Fue una escena memorable. En la alargada loma, a ambos lados del lugar que nosotros ocupábamos, las rocas estaban llenas de afganos que cantaban o permanecían agachados alrededor de sus hogueras; en el llano los había a miles, agrupados por todas partes menos en las inmediaciones de Jallalabad, donde habían formado una enorme media luna de cara a la ciudad. Vimos tropas de caballería que iban de un lado para otro y varios cañones y carros entre los sitiadores. En la parte anterior de la media luna se veían pequeños destellos de fuego y se oían las detonaciones de los disparos de mosquete y, más adelante, casi rozando las defensas, había varios pequeños
sangars
, detrás de los cuales permanecían agachadas unas figuras envueltas en ropajes blancos. Estaba claro que aquello era un asedio en toda regla. Mientras contemplaba las inmensas huestes que se interponían entre nosotros y la seguridad, sentí que el corazón se me encogía en el pecho: jamás podríamos atravesar aquella barrera.
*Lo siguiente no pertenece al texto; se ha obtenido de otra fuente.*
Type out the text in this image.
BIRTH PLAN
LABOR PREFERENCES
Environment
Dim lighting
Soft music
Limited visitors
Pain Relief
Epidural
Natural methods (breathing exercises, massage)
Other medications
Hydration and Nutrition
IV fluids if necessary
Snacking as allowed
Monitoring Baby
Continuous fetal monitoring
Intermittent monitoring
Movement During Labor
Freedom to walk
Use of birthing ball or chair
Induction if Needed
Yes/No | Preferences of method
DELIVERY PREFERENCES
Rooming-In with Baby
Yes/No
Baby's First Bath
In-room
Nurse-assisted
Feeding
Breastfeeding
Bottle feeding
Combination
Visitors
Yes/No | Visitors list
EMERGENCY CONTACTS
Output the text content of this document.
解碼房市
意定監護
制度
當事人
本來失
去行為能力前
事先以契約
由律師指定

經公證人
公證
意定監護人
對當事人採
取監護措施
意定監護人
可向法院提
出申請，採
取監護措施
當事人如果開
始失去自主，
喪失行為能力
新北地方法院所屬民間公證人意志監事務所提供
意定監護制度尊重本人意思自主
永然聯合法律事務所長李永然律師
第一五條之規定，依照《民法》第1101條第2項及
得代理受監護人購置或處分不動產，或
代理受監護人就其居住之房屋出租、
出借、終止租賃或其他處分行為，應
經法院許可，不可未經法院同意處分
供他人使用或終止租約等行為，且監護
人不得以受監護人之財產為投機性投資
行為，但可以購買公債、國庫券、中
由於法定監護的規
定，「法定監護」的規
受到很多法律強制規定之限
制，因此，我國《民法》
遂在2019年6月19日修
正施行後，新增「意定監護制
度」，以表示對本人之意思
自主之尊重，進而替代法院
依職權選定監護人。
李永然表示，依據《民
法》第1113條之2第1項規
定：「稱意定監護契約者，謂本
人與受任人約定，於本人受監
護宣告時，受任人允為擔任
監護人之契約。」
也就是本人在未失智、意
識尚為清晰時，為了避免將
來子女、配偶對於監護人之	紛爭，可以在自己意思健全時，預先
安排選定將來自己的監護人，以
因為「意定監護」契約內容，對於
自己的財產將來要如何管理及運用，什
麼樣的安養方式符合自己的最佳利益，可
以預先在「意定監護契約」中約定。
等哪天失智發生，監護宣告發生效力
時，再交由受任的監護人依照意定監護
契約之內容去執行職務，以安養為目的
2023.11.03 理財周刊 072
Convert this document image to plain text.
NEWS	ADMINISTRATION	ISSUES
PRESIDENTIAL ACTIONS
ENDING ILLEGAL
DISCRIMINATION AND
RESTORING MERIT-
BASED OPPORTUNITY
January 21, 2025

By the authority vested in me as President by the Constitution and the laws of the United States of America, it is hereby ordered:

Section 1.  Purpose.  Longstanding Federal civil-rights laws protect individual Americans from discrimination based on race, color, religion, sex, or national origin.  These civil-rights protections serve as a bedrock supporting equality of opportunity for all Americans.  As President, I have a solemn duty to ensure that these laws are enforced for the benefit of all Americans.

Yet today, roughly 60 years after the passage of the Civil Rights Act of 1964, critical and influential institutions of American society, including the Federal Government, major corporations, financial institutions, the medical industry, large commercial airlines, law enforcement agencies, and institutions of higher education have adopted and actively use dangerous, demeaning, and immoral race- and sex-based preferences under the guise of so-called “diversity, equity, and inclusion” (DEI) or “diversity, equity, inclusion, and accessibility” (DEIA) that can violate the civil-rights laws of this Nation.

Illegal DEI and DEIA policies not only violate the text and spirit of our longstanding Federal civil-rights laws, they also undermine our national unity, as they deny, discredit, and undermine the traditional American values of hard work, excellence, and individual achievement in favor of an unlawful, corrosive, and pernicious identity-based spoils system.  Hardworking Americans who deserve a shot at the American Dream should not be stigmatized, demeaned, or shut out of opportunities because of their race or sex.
Y que conste que el asedio no parecía preocupar demasiado a los de Jallalabad. Los disparos se intensificaron y vimos cómo un enjambre de figuras huía despavorido delante de los terraplenes... Jallalabad no es muy grande y no tenía murallas propiamente dichas, pero los zapadores habían levantado unas magníficas defensas delante de la ciudad. Al ver lo ocurrido, los afganos que nos flanqueaban desde las alturas lanzaron un estentóreo grito de burla, como para dar a entender que ellos lo hubieran hecho mejor que los hombres que habían emprendido la retirada. A juzgar por las figuras que yacían delante de los terraplenes, los sitiadores habían recibido una considerable paliza.
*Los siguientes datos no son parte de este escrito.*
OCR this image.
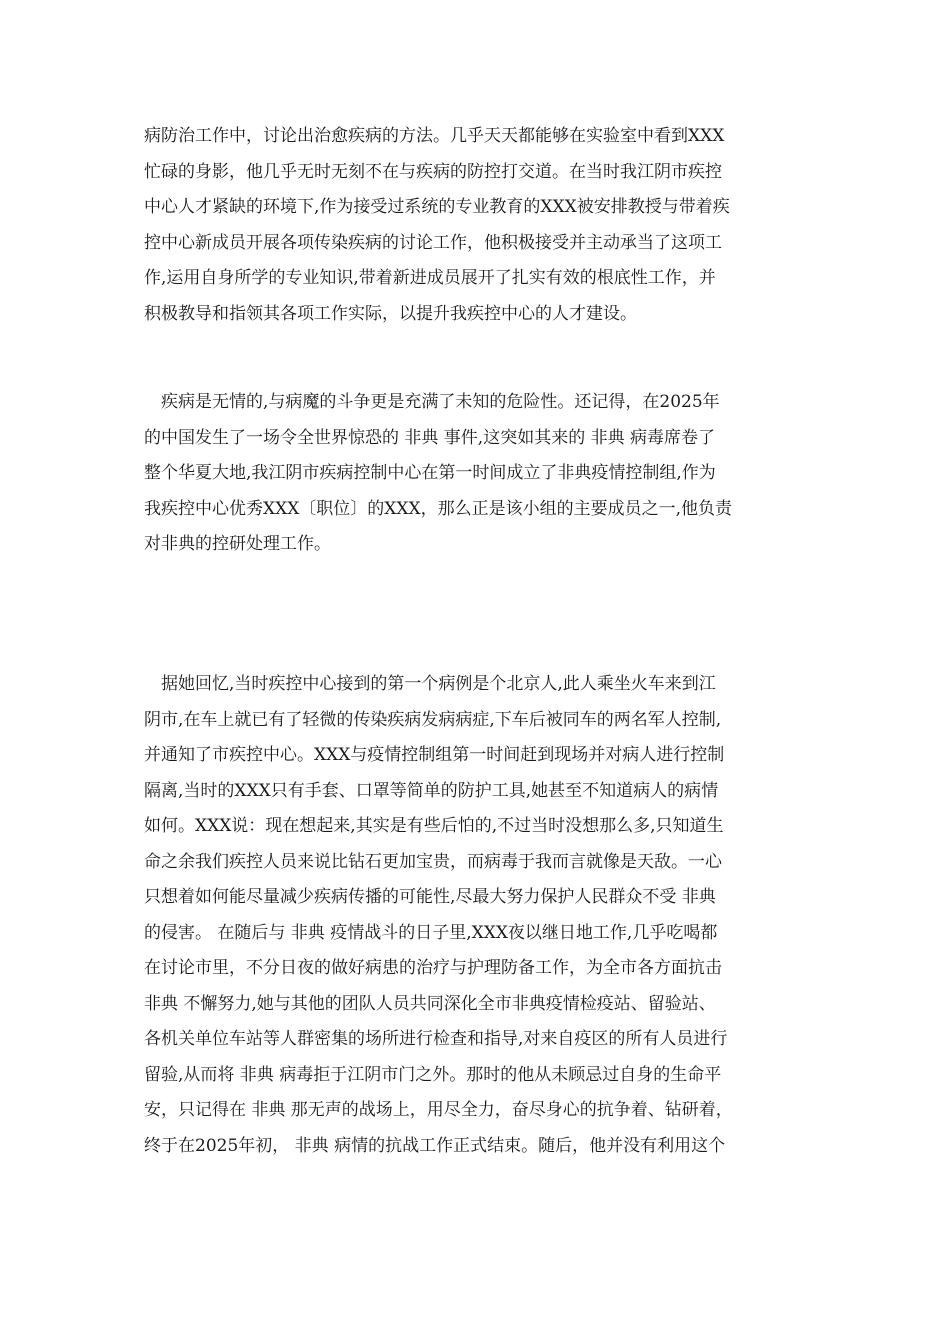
病防治工作中，讨论出治愈疾病的方法。几乎天天都能够在实验室中看到XXX
忙碌的身影，他几乎无时无刻不在与疾病的防控打交道。在当时我江阴市疾控
中心人才紧缺的环境下,作为接受过系统的专业教育的XXX被安排教授与带着疾
控中心新成员开展各项传染疾病的讨论工作，他积极接受并主动承当了这项工
作,运用自身所学的专业知识,带着新进成员展开了扎实有效的根底性工作，并
积极教导和指领其各项工作实际，以提升我疾控中心的人才建设。
　疾病是无情的,与病魔的斗争更是充满了未知的危险性。还记得，在2025年
的中国发生了一场令全世界惊恐的 非典 事件,这突如其来的 非典 病毒席卷了
整个华夏大地,我江阴市疾病控制中心在第一时间成立了非典疫情控制组,作为
我疾控中心优秀XXX〔职位〕的XXX，那么正是该小组的主要成员之一,他负责
对非典的控研处理工作。
　据她回忆,当时疾控中心接到的第一个病例是个北京人,此人乘坐火车来到江
阴市,在车上就已有了轻微的传染疾病发病病症,下车后被同车的两名军人控制,
并通知了市疾控中心。XXX与疫情控制组第一时间赶到现场并对病人进行控制
隔离,当时的XXX只有手套、口罩等简单的防护工具,她甚至不知道病人的病情
如何。XXX说：现在想起来,其实是有些后怕的,不过当时没想那么多,只知道生
命之余我们疾控人员来说比钻石更加宝贵，而病毒于我而言就像是天敌。一心
只想着如何能尽量减少疾病传播的可能性,尽最大努力保护人民群众不受 非典
的侵害。 在随后与 非典 疫情战斗的日子里,XXX夜以继日地工作,几乎吃喝都
在讨论市里，不分日夜的做好病患的治疗与护理防备工作，为全市各方面抗击
非典 不懈努力,她与其他的团队人员共同深化全市非典疫情检疫站、留验站、
各机关单位车站等人群密集的场所进行检查和指导,对来自疫区的所有人员进行
留验,从而将 非典 病毒拒于江阴市门之外。那时的他从未顾忌过自身的生命平
安，只记得在 非典 那无声的战场上，用尽全力，奋尽身心的抗争着、钻研着，
终于在2025年初， 非典 病情的抗战工作正式结束。随后，他并没有利用这个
Para lo que nos iba a servir, pensé yo mientras Hudson acercaba su jaca a la mía y me decía:
—Por aquí podremos entrar, señor.
Seguí la dirección de su mirada y vi abajo a nuestra izquierda, aproximadamente a unos dos kilómetros de la ciudad, un pequeño fuerte en lo alto de un cerro con la bandera británica ondeando en la entrada. En sus murallas se encendían de vez en cuando los destellos de unos disparos de mosquete. Algunos afganos habían reparado en el fuerte, pero demasiados; las avanzadas de los afganos en la llanura lo habían aislado de las principales fortificaciones, pero nadie le prestaba demasiada atención. Vimos que una pequeña nube de jinetes afganos descendía hacia él, pero retrocedía ante los disparos que se estaban efectuando desde las murallas.
—Si bajamos muy despacio hacia el lugar desde donde esos negros están disparando —dijo Hudson—, podríamos pegar una carrerilla, señor.
«Y que nos derriben a balazos de las sillas, no, gracias», pensé yo. Nada más hacerme Hudson la sugerencia, alguien nos llamó desde las rocas de nuestra izquierda, por lo que, sin una palabra más, nos lanzamos al galope por la pendiente. La voz nos llamó a gritos, pero nosotros seguimos adelante, llegamos abajo y cabalgamos entre los afganos que permanecían agachados entre las rocas, vigilando el pequeño fuerte. Mientras los jinetes atacantes daban media vuelta entre gritos y maldiciones, uno de los tiradores nos llamó cuando pasamos por su lado, pero no nos detuvimos. Ahora sólo nos quedaba la última línea de tiradores y más allá estaba el pequeño fuerte a cosa de un kilómetro de distancia en lo alto del pequeño cerro, con su bandera ondeando al viento.